Je rentrerai aussi traumatisée, dépossédée de ce qui m’animait tant depuis des années, cette illusion d’avoir ma place légitime au sein des autres espèces. Voici un extrait de mon journal encore à l’état de brouillon, qui témoigne de ce traumatisme avec un humour que je perds désormais dès que suis dans un ersatz de nature (oublions la forêt) :
« je te cherche partout et toujours au cas où
je te cherche dans les bois et les champs
je te cherche dans les friches
dans les squares les parcs à crottes
les bacs à fleurs municipaux
je te cherche au bord du lac
sur les terre-pleins les talus
je te cherche dans les rues
j’imagine l’entrefilet d’un fait divers
quelque chose avec les mots
sanglier strike poétesse
antispéciste passerelle ville nouvelle
je scrute l’espace
en quête d’arbres et d’abribus
autour desquels tourner avec toi
espérant que tu te lasses
avant moi de notre danse »
Hier, sur la route du lac, je suis tombée sur le sanglier sans tête (attention, l’image peut choquer).

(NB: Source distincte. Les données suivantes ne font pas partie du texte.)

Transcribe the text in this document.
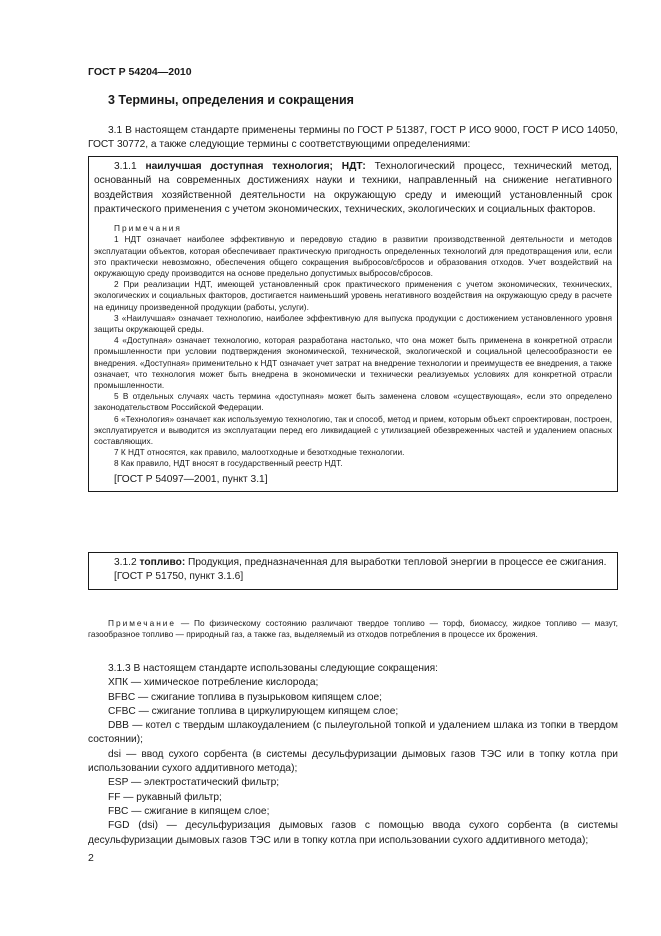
ГОСТ Р 54204—2010
3 Термины, определения и сокращения

3.1 В настоящем стандарте применены термины по ГОСТ Р 51387, ГОСТ Р ИСО 9000, ГОСТ Р ИСО 14050, ГОСТ 30772, а также следующие термины с соответствующими определениями:

3.1.1 наилучшая доступная технология; НДТ: Технологический процесс, технический метод, основанный на современных достижениях науки и техники, направленный на снижение негативного воздействия хозяйственной деятельности на окружающую среду и имеющий установленный срок практического применения с учетом экономических, технических, экологических и социальных факторов.

Примечания

1 НДТ означает наиболее эффективную и передовую стадию в развитии производственной деятельности и методов эксплуатации объектов, которая обеспечивает практическую пригодность определенных технологий для предотвращения или, если это практически невозможно, обеспечения общего сокращения выбросов/сбросов и образования отходов. Учет воздействий на окружающую среду производится на основе предельно допустимых выбросов/сбросов.

2 При реализации НДТ, имеющей установленный срок практического применения с учетом экономических, технических, экологических и социальных факторов, достигается наименьший уровень негативного воздействия на окружающую среду в расчете на единицу произведенной продукции (работы, услуги).

3 «Наилучшая» означает технологию, наиболее эффективную для выпуска продукции с достижением установленного уровня защиты окружающей среды.

4 «Доступная» означает технологию, которая разработана настолько, что она может быть применена в конкретной отрасли промышленности при условии подтверждения экономической, технической, экологической и социальной целесообразности ее внедрения. «Доступная» применительно к НДТ означает учет затрат на внедрение технологии и преимуществ ее внедрения, а также означает, что технология может быть внедрена в экономически и технически реализуемых условиях для конкретной отрасли промышленности.

5 В отдельных случаях часть термина «доступная» может быть заменена словом «существующая», если это определено законодательством Российской Федерации.

6 «Технология» означает как используемую технологию, так и способ, метод и прием, которым объект спроектирован, построен, эксплуатируется и выводится из эксплуатации перед его ликвидацией с утилизацией обезвреженных частей и удалением опасных составляющих.

7 К НДТ относятся, как правило, малоотходные и безотходные технологии.

8 Как правило, НДТ вносят в государственный реестр НДТ.

[ГОСТ Р 54097—2001, пункт 3.1]

3.1.2 топливо: Продукция, предназначенная для выработки тепловой энергии в процессе ее сжигания.

[ГОСТ Р 51750, пункт 3.1.6]

Примечание — По физическому состоянию различают твердое топливо — торф, биомассу, жидкое топливо — мазут, газообразное топливо — природный газ, а также газ, выделяемый из отходов потребления в процессе их брожения.

3.1.3 В настоящем стандарте использованы следующие сокращения:

ХПК — химическое потребление кислорода;

BFBC — сжигание топлива в пузырьковом кипящем слое;

CFBC — сжигание топлива в циркулирующем кипящем слое;

DBB — котел с твердым шлакоудалением (с пылеугольной топкой и удалением шлака из топки в твердом состоянии);

dsi — ввод сухого сорбента (в системы десульфуризации дымовых газов ТЭС или в топку котла при использовании сухого аддитивного метода);

ESP — электростатический фильтр;

FF — рукавный фильтр;

FBC — сжигание в кипящем слое;

FGD (dsi) — десульфуризация дымовых газов с помощью ввода сухого сорбента (в системы десульфуризации дымовых газов ТЭС или в топку котла при использовании сухого аддитивного метода);

2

J’ai pleuré pour lui, pleuré d’effroi, pleuré que mon espèce conquérante ait gagné la peur et l’hostilité des autres. Peu après, j’ai abordé un couple d’inconnus, seuls autres humains sur le chemin qui sépare la voie ferrée des champs en contrebas de la forêt. Je leur ai parlé longuement. Puis des oiseaux se sont agités dans les arbres, le bruit qu’autrefois j’aimais tant m’a fait sursauter, mon cœur battait si violemment que la tête m’en tournait. Quand je pense à toutes ces aubes sur l’EV5, seule dans l’habitat des autres, l’exaltation que j’y puisais, j’en frémis. C’est fini pour moi. Je ne voyais qu’à quelques pas, inconsciente de ce que la profusion de la nature et de la nuit masquaient à mon regard, splendeurs et menaces. La nature semble me dire, Dehors, tu n’es pas chez toi ici.